ESPACE GÉOGRAPHIQUE
Les géographes ont d'abord eu pour mission de rendre compte de la diversité du monde à travers les différentes formes d'occupation et de mise en valeur de la surface de la planète – de l'espace géographique – par les sociétés humaines.
Diversité « naturelle », bien sûr, éclairée par les différentes sciences de la Terre, mais surtout diversité « culturelle », que révèle la variété des paysages et des « genres de vie ».
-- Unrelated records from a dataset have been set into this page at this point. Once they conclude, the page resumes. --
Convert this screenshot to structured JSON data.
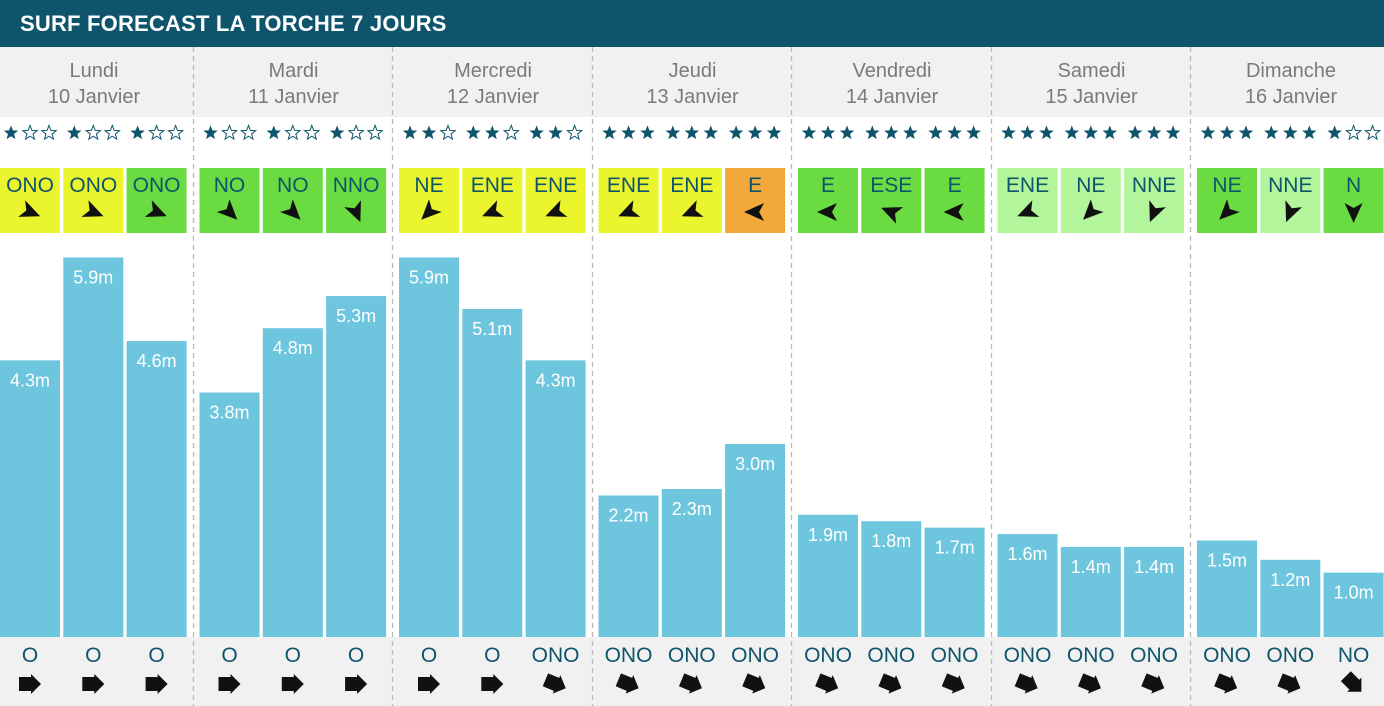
{
  "page": {
    "title": "SURF FORECAST LA TORCHE 7 JOURS"
  },
  "colors": {
    "header_bg": "#0e546b",
    "bar": "#6ec6de",
    "star": "#0e546b",
    "wind_yellow": "#eaf52e",
    "wind_green": "#6adc41",
    "wind_lightgreen": "#b2f59a",
    "wind_orange": "#f2a83a"
  },
  "chart_data": {
    "type": "bar",
    "unit": "m",
    "ylim": [
      0,
      6
    ],
    "days": [
      {
        "name": "Lundi",
        "date": "10 Janvier",
        "slots": [
          {
            "stars": 1,
            "wind": "ONO",
            "wind_color": "yellow",
            "height": 4.3,
            "height_label": "4.3m",
            "swell_dir": "O"
          },
          {
            "stars": 1,
            "wind": "ONO",
            "wind_color": "yellow",
            "height": 5.9,
            "height_label": "5.9m",
            "swell_dir": "O"
          },
          {
            "stars": 1,
            "wind": "ONO",
            "wind_color": "green",
            "height": 4.6,
            "height_label": "4.6m",
            "swell_dir": "O"
          }
        ]
      },
      {
        "name": "Mardi",
        "date": "11 Janvier",
        "slots": [
          {
            "stars": 1,
            "wind": "NO",
            "wind_color": "green",
            "height": 3.8,
            "height_label": "3.8m",
            "swell_dir": "O"
          },
          {
            "stars": 1,
            "wind": "NO",
            "wind_color": "green",
            "height": 4.8,
            "height_label": "4.8m",
            "swell_dir": "O"
          },
          {
            "stars": 1,
            "wind": "NNO",
            "wind_color": "green",
            "height": 5.3,
            "height_label": "5.3m",
            "swell_dir": "O"
          }
        ]
      },
      {
        "name": "Mercredi",
        "date": "12 Janvier",
        "slots": [
          {
            "stars": 2,
            "wind": "NE",
            "wind_color": "yellow",
            "height": 5.9,
            "height_label": "5.9m",
            "swell_dir": "O"
          },
          {
            "stars": 2,
            "wind": "ENE",
            "wind_color": "yellow",
            "height": 5.1,
            "height_label": "5.1m",
            "swell_dir": "O"
          },
          {
            "stars": 2,
            "wind": "ENE",
            "wind_color": "yellow",
            "height": 4.3,
            "height_label": "4.3m",
            "swell_dir": "ONO"
          }
        ]
      },
      {
        "name": "Jeudi",
        "date": "13 Janvier",
        "slots": [
          {
            "stars": 3,
            "wind": "ENE",
            "wind_color": "yellow",
            "height": 2.2,
            "height_label": "2.2m",
            "swell_dir": "ONO"
          },
          {
            "stars": 3,
            "wind": "ENE",
            "wind_color": "yellow",
            "height": 2.3,
            "height_label": "2.3m",
            "swell_dir": "ONO"
          },
          {
            "stars": 3,
            "wind": "E",
            "wind_color": "orange",
            "height": 3.0,
            "height_label": "3.0m",
            "swell_dir": "ONO"
          }
        ]
      },
      {
        "name": "Vendredi",
        "date": "14 Janvier",
        "slots": [
          {
            "stars": 3,
            "wind": "E",
            "wind_color": "green",
            "height": 1.9,
            "height_label": "1.9m",
            "swell_dir": "ONO"
          },
          {
            "stars": 3,
            "wind": "ESE",
            "wind_color": "green",
            "height": 1.8,
            "height_label": "1.8m",
            "swell_dir": "ONO"
          },
          {
            "stars": 3,
            "wind": "E",
            "wind_color": "green",
            "height": 1.7,
            "height_label": "1.7m",
            "swell_dir": "ONO"
          }
        ]
      },
      {
        "name": "Samedi",
        "date": "15 Janvier",
        "slots": [
          {
            "stars": 3,
            "wind": "ENE",
            "wind_color": "lightgreen",
            "height": 1.6,
            "height_label": "1.6m",
            "swell_dir": "ONO"
          },
          {
            "stars": 3,
            "wind": "NE",
            "wind_color": "lightgreen",
            "height": 1.4,
            "height_label": "1.4m",
            "swell_dir": "ONO"
          },
          {
            "stars": 3,
            "wind": "NNE",
            "wind_color": "lightgreen",
            "height": 1.4,
            "height_label": "1.4m",
            "swell_dir": "ONO"
          }
        ]
      },
      {
        "name": "Dimanche",
        "date": "16 Janvier",
        "slots": [
          {
            "stars": 3,
            "wind": "NE",
            "wind_color": "green",
            "height": 1.5,
            "height_label": "1.5m",
            "swell_dir": "ONO"
          },
          {
            "stars": 3,
            "wind": "NNE",
            "wind_color": "lightgreen",
            "height": 1.2,
            "height_label": "1.2m",
            "swell_dir": "ONO"
          },
          {
            "stars": 1,
            "wind": "N",
            "wind_color": "green",
            "height": 1.0,
            "height_label": "1.0m",
            "swell_dir": "NO"
          }
        ]
      }
    ]
  }
}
Sans nier les contraintes ou les influences des conditions naturelles dans les rapports que les groupes humains ont entretenus et entretiennent avec les territoires qu'ils occupent, mettent en valeur, s'approprient et contrôlent, les pionniers de la « géographie humaine » moderne (en France, Paul Vidal de La Blache et ses élèves) ont, dès la fin du xixe siècle, refusé l'idée d'un déterminisme naturel et cherché à expliquer la diversité du monde par l'action des hommes et l'organisation des groupes humains.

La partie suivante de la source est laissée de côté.